Correct diagnosis of RDDLC via ultrasound may depend on the expertise of the ultrasonographer, the type of right dorsal displacement and the thoroughness of the examination as allowed by the horse's comfort level. It is important to distinguish RDDLC from a large colon volvulus, which generally presents with more severe pain and abdominal distention than RDDLC. Although we have not observed the abnormally-located colonic mesenteric vessels in the right lower abdomen on ultrasound examination in horses with LCV, the possibility of this occurring cannot be dismissed. Some cases of RDDLC may resolve with medical therapy, so diagnosis on ultrasound is not a definitive indicator for exploratory laparotomy (Abutarbush et al. 2005; Voigt et al. 2009).
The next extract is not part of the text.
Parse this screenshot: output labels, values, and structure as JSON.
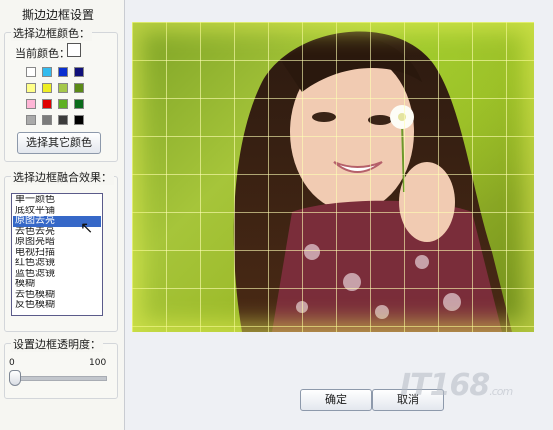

However, it should be considered in the arsenal of diagnostics used to determine the need for surgery in horses that present with colic. It may help clinicians diagnose RDDLC earlier in the course of disease, when the horse is a better anaesthetic candidate and help formulate a more accurate prognosis for the owner.
Horses that undergo exploratory laparotomy with a diagnosis of RDDLC are significantly more likely to have future colic episodes necessitating veterinary intervention (Smith and Mair 2010). It is unlikely that early diagnosis and correction would reduce the risk of future colic episodes, since a nonstrangulating displacement does not disturb the vascular integrity of the colonic vessels. However, it is possible that in some cases of RDDLC there is stretching of the colonic vasculature and soft tissues that could possibly predispose the horse to future colic episodes as a result of subclinical damage. It would be useful to be able to tell owners of a suspicion of RDDLC prior to surgery to better develop a prognosis and inform them of the likelihood of post operative complications such as recurrent colic.
In conclusion, abdominal ultrasound is a rapid, noninvasive tool to use in the diagnosis of horses with RDDLC. Ultrasonographic visualisation of abnormally-located colonic vessels, distinct from caecal mesenteric vessels, along the right side of the abdomen may be a highly specific finding for RDDLC and was seen in approximately 50% of horses with this disorder.
Authors' declaration of interests
No conflicts of interest have been declared.